West Texas Intermediate futures were little changed after advancing 5.1 percent last week. Rigs targeting crude fell by seven to 749, according to data Friday from Baker Hughes. Drillers haven’t added any new machines during the past five weeks, capping in August the first monthly drop since May 2016. The third hurricane this month is tracking toward the Caribbean and strengthening along the way.
While oil has rebounded this month and pushed above $50 a barrel last week, prices have struggled to hold at those levels this year as rising U.S. output stifles supply curbs led by members of the Organization of Petroleum Exporting Countries. However, insufficient new investment in production is stoking the risk of tighter supply, according to the International Energy Agency, which last week raised its 2017 demand-growth forecast.
“The U.S. oil rig count, a key indicator for trader sentiment, exhibited a rather large weekly decline,” said analysts at consultants JBC Energy GmbH in Vienna. “At least in the short term, this dynamic should help protect the downside to crude prices. The more pressing question may be how much higher prices can climb before the gravitational forces of global supply and demand can start to form an upper limit.”

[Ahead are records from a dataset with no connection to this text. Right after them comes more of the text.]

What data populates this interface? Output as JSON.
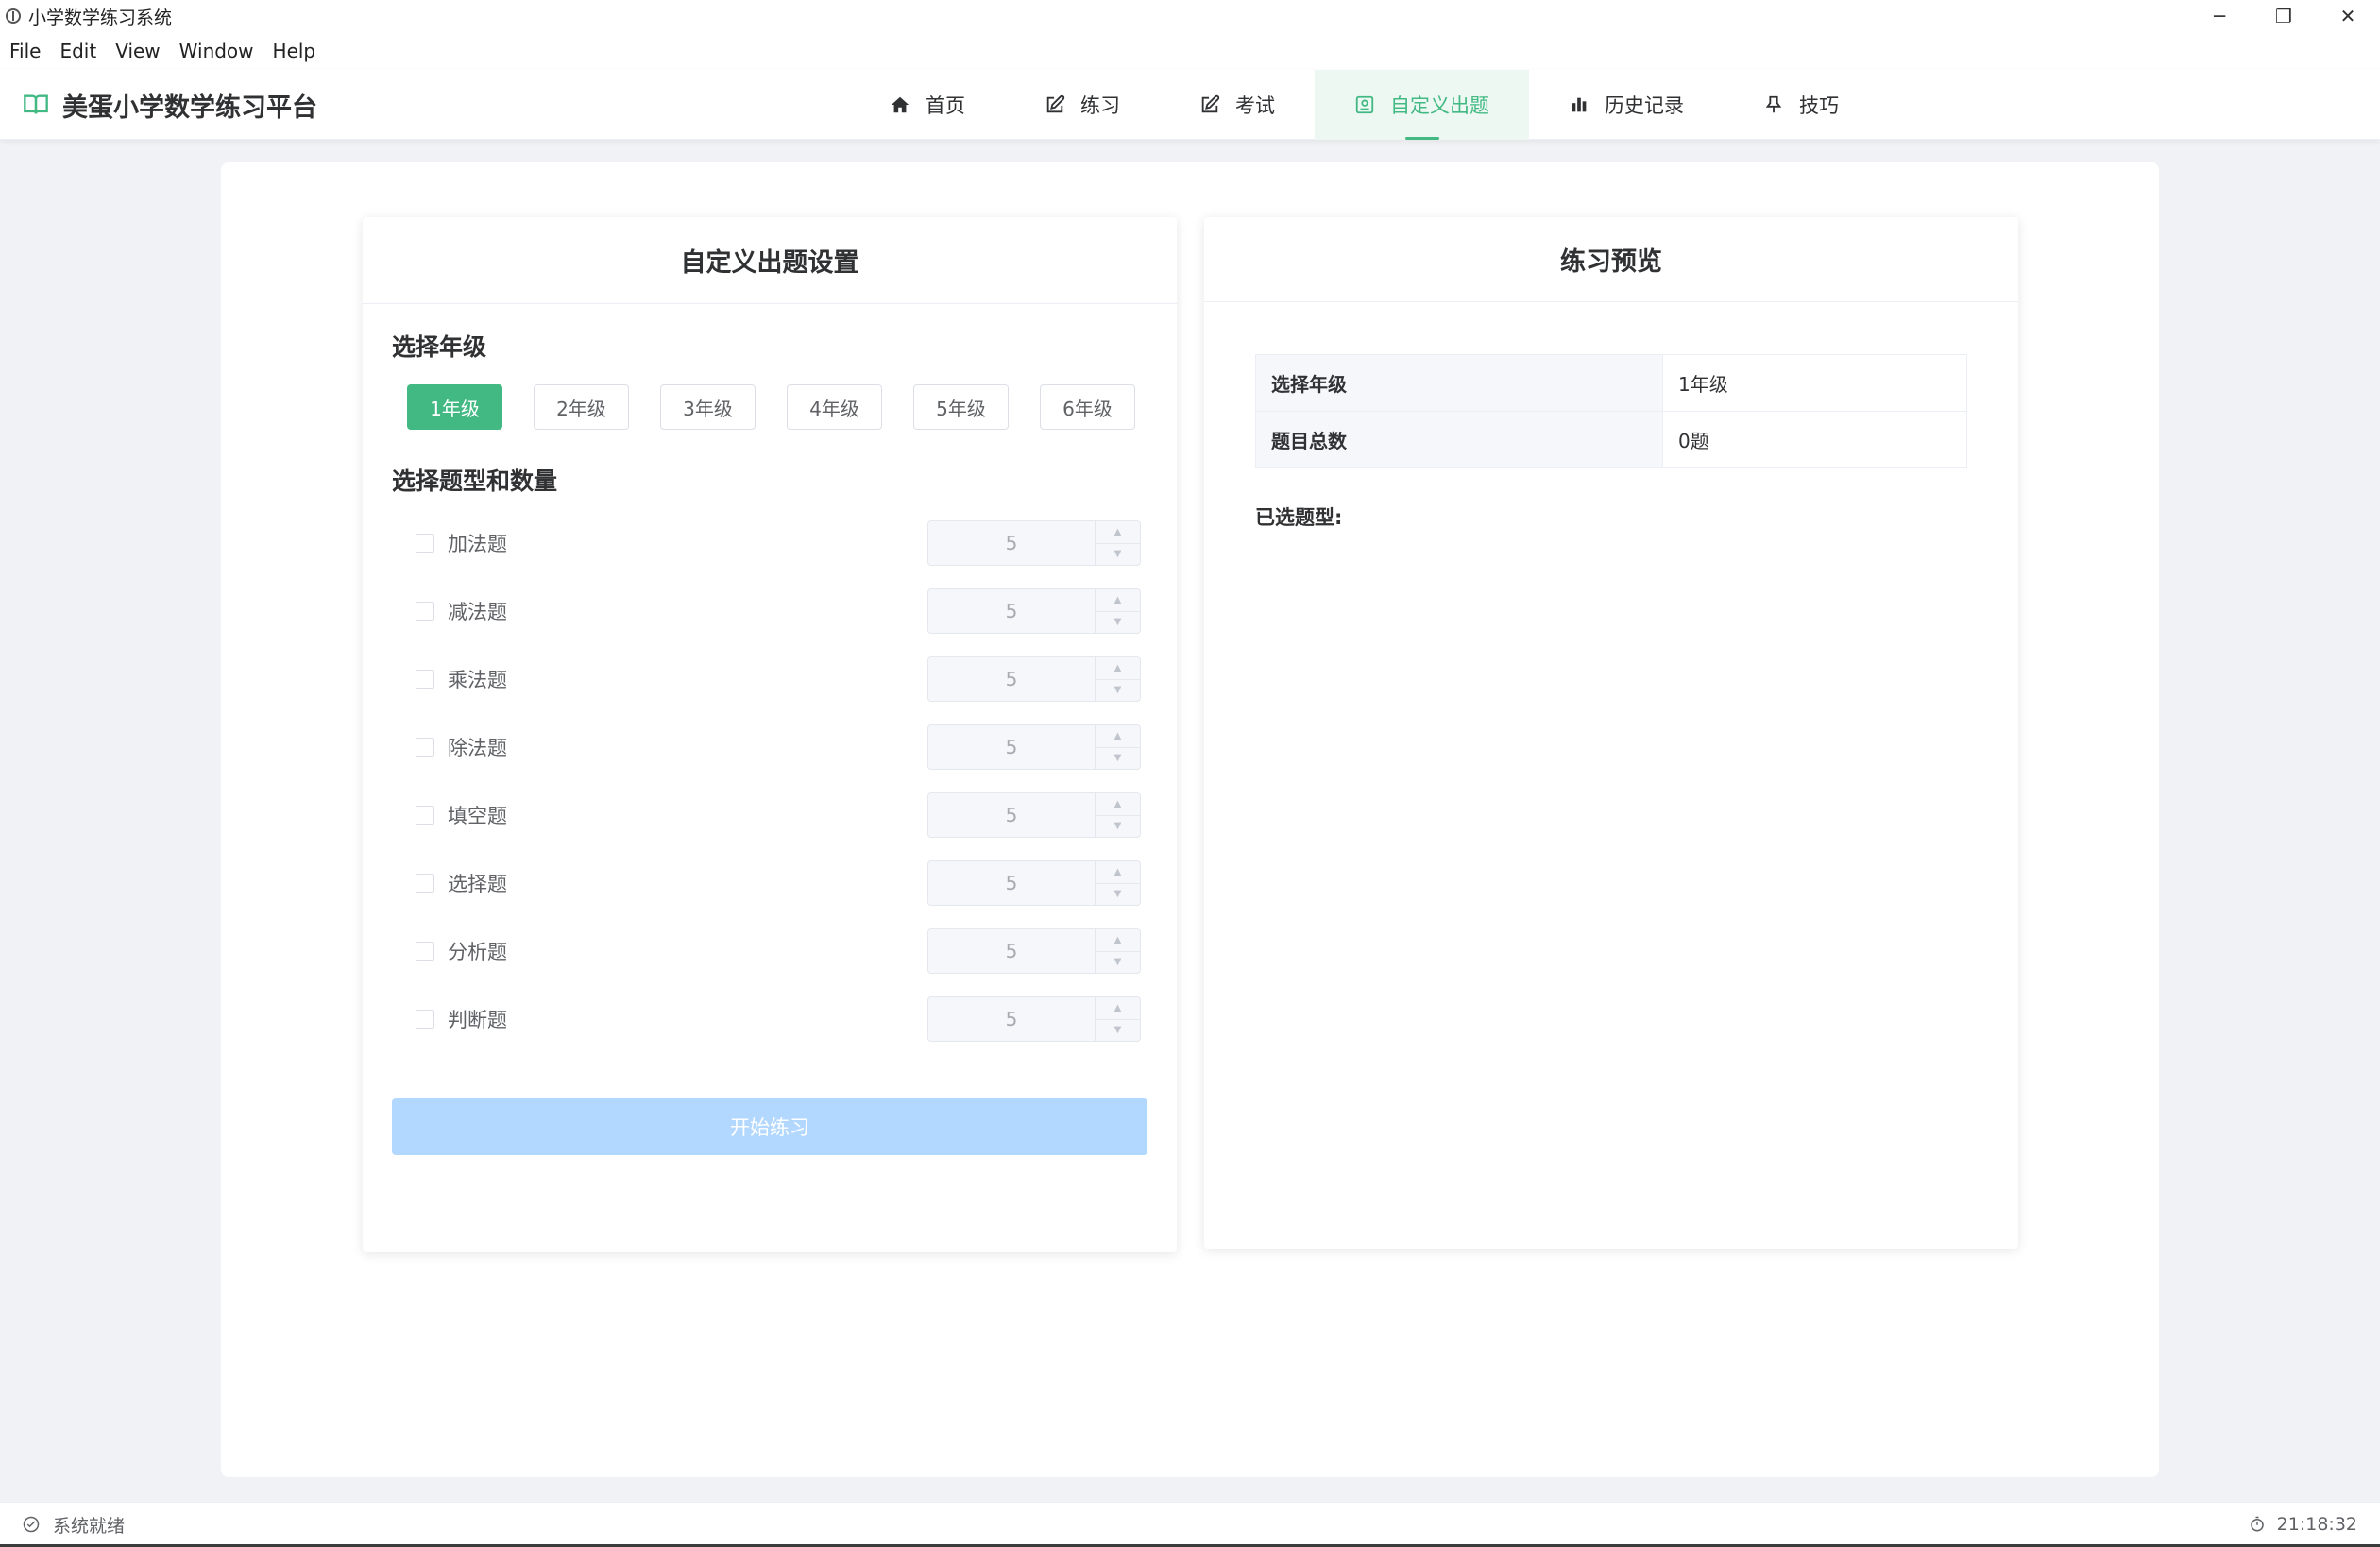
{
  "window": {
    "title": "小学数学练习系统",
    "minimize": "─",
    "restore": "❐",
    "close": "✕"
  },
  "menu": [
    "File",
    "Edit",
    "View",
    "Window",
    "Help"
  ],
  "brand": {
    "name": "美蛋小学数学练习平台",
    "icon": "book-icon"
  },
  "nav": [
    {
      "label": "首页",
      "icon": "home-icon"
    },
    {
      "label": "练习",
      "icon": "edit-icon"
    },
    {
      "label": "考试",
      "icon": "edit-icon"
    },
    {
      "label": "自定义出题",
      "icon": "custom-icon",
      "active": true
    },
    {
      "label": "历史记录",
      "icon": "bar-chart-icon"
    },
    {
      "label": "技巧",
      "icon": "pushpin-icon"
    }
  ],
  "settings": {
    "title": "自定义出题设置",
    "grade_title": "选择年级",
    "grades": [
      "1年级",
      "2年级",
      "3年级",
      "4年级",
      "5年级",
      "6年级"
    ],
    "selected_grade_index": 0,
    "qtype_title": "选择题型和数量",
    "qtypes": [
      {
        "label": "加法题",
        "count": "5"
      },
      {
        "label": "减法题",
        "count": "5"
      },
      {
        "label": "乘法题",
        "count": "5"
      },
      {
        "label": "除法题",
        "count": "5"
      },
      {
        "label": "填空题",
        "count": "5"
      },
      {
        "label": "选择题",
        "count": "5"
      },
      {
        "label": "分析题",
        "count": "5"
      },
      {
        "label": "判断题",
        "count": "5"
      }
    ],
    "start_label": "开始练习"
  },
  "preview": {
    "title": "练习预览",
    "rows": [
      {
        "label": "选择年级",
        "value": "1年级"
      },
      {
        "label": "题目总数",
        "value": "0题"
      }
    ],
    "selected_types_label": "已选题型:"
  },
  "status": {
    "text": "系统就绪",
    "time": "21:18:32"
  },
  "colors": {
    "accent": "#42b983",
    "disabled_button": "#b3d8ff"
  }
}
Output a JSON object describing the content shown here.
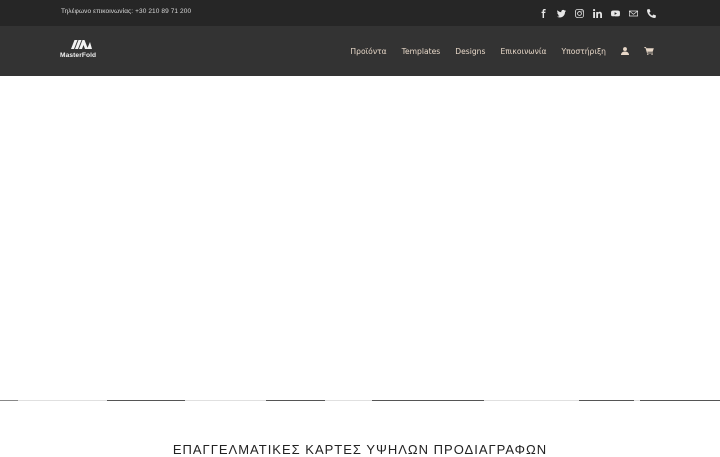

West Texas Intermediate for October delivery rose as much as 44 cents, or 0.9 percent, to $50.33 a barrel on the New York Mercantile Exchange, and traded for $49.91 at 10:43 a.m. London time. On Sept. 14, it reached $50.50, the highest since May 25. Total volume traded was about 26 percent below the 100-day average.
Brent for November settlement added 4 cents to $55.66 a barrel on the London-based ICE Futures Europe exchange. Prices rose 3.4 percent last week. The global benchmark crude traded at a premium of $5.15 to November WTI.